One area of the planet, the Northern Volcanic Plains, is very young while the other is older and consists of intercrater plains and heavily cratered terrains. Until now, there has been no good explanation for how such heterogenerous compositions could develop.
“We think that planets start hot and almost completely melt,” said Dr. Asmaa Boujibar, NASA postdoctoral fellow and lead author of the study. “As they cool, they crystallize various minerals. In some cases, minerals can separate to form different layers inside the planets.”
Earth’s Moon is a good example of this as shown in samples brought back during the Apollo missions. In contrast, Earth does not seem to have these layers, either because the minerals never separated, or because the movement of its surface plates, called tectonics, has mixed everything up again, Boujibar said. So the research team at Johnson set out to answer the big question about Mercury, which is whether its interior would be chemically layered like the Moon, or homogenous like the Earth. Previous studies suggested that the surface of Mercury is so heterogeneous that the mantle had to be compositionally layered like the Moon.

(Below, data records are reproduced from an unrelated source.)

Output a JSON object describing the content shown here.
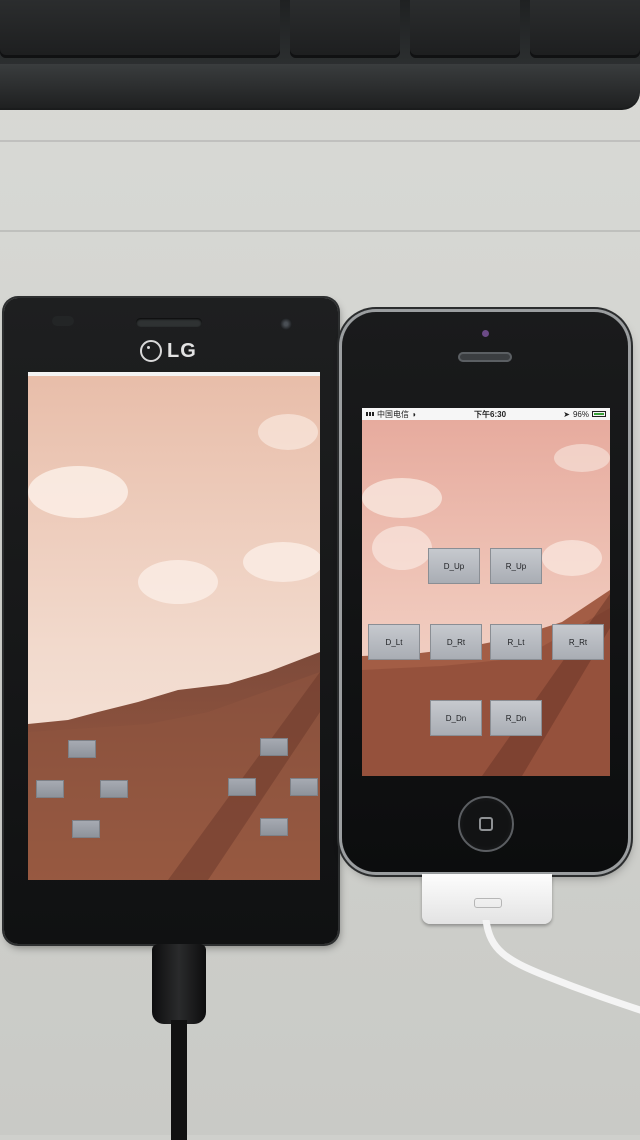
{
  "lg_phone": {
    "brand": "LG",
    "buttons": [
      {
        "label": ""
      },
      {
        "label": ""
      },
      {
        "label": ""
      },
      {
        "label": ""
      },
      {
        "label": ""
      },
      {
        "label": ""
      },
      {
        "label": ""
      },
      {
        "label": ""
      }
    ]
  },
  "iphone": {
    "status_bar": {
      "carrier": "中国电信",
      "time": "下午6:30",
      "battery": "96%"
    },
    "buttons": [
      {
        "label": "D_Up"
      },
      {
        "label": "R_Up"
      },
      {
        "label": "D_Lt"
      },
      {
        "label": "D_Rt"
      },
      {
        "label": "R_Lt"
      },
      {
        "label": "R_Rt"
      },
      {
        "label": "D_Dn"
      },
      {
        "label": "R_Dn"
      }
    ]
  },
  "colors": {
    "sky": "#efd0c4",
    "terrain": "#8e4f3a",
    "button": "#b5b9bf"
  }
}
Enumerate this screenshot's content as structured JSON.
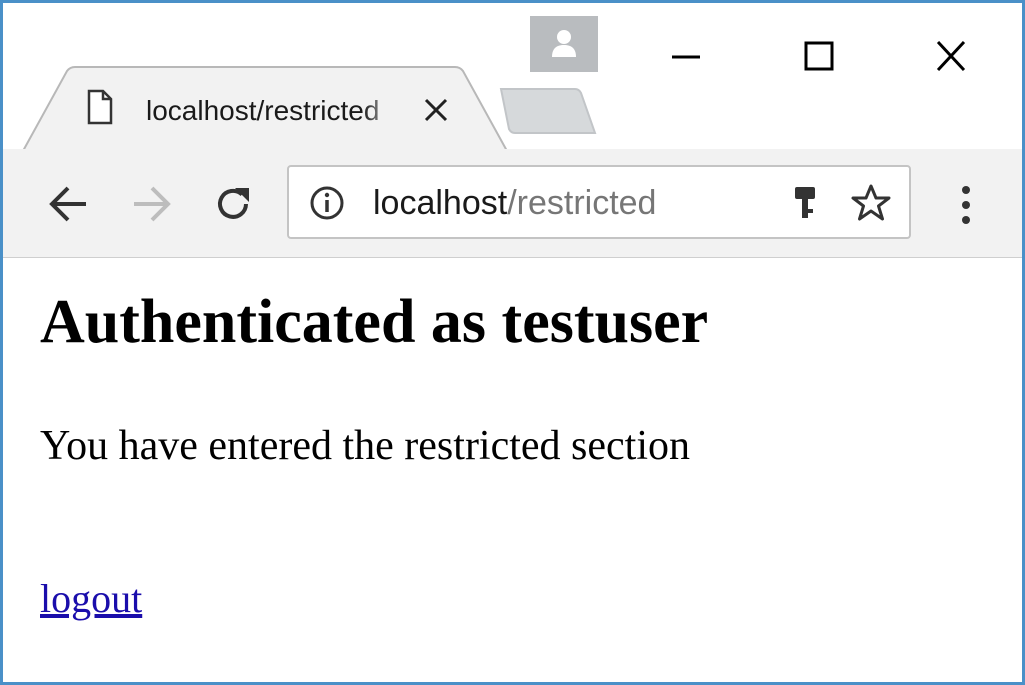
{
  "window": {
    "title_bar": {
      "profile_icon": "person-icon",
      "controls": [
        "minimize-icon",
        "maximize-icon",
        "close-icon"
      ]
    }
  },
  "tab": {
    "title": "localhost/restricted",
    "icon": "document-icon",
    "close_icon": "close-icon"
  },
  "toolbar": {
    "back_icon": "arrow-left-icon",
    "forward_icon": "arrow-right-icon",
    "reload_icon": "reload-icon",
    "menu_icon": "more-vertical-icon",
    "address": {
      "host": "localhost",
      "path": "/restricted",
      "info_icon": "info-icon",
      "key_icon": "key-icon",
      "star_icon": "star-icon"
    }
  },
  "page": {
    "heading": "Authenticated as testuser",
    "message": "You have entered the restricted section",
    "logout_link": "logout"
  },
  "colors": {
    "window_border": "#4a90c8",
    "link": "#1a0dab",
    "toolbar_bg": "#f2f2f2",
    "url_path": "#767676"
  }
}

The team performed its research in the experimental petrology laboratory at Johnson, where planetary interior conditions are simulated, allowing scientists to study materials at high pressures and temperatures. Mercury is the least oxidized planet of our solar system, where most of its iron is bound to metal or sulfide rather than an oxide.
Chondritic meteorites have compositions similar to the sun and are thought to be the building blocks of planets. The metal-rich and reduced (or least oxidized) enstatite chondrites represent the best candidates as Mercury’s building blocks. The researchers took enstatite chondrite compositions and subjected them to the high temperatures and pressures found deep inside the interior of Mercury.
The team’s study shows that a layered mantle is not needed. With a homogeneous interior of Mercury, a large variety of melts can be brought to its surface from a wide range of depths, which can explain the heterogeneous composition of the surface.
“The key finding is that by varying pressure and temperature on only one type of composition, we could produce the variety of material found on the planet’s surface,” Boujibar said.
In particular, the study shows that older terrains on Mercury have formed by material melting deep in the boundary between the core and mantle, while younger terrains formed closer to the surface. At reduced conditions, sulfur dissolves into the silicate mantle and also influences the melting and melt compositions. The combined effects of pressure and sulfur explain the overall heterogeneous surface composition of Mercury.
The findings have fundamental implications for our understanding of how the solar system formed. They show that Mercury could have formed from materials like enstatite chondrites. This means that three large bodies – Earth, Moon and Mercury – could have formed from similar material and suggests that much of the inner solar system may have been made from the same material rather than from diverse materials as traditionally believed.
Going forward, the researchers will seek to understand if the mantle of Mercury homogenized through convection early in its history, or was it never layered, why Mercury has a larger core than any other planet, if a giant impact stripped out some of the mantle, and if asteroids already have large cores.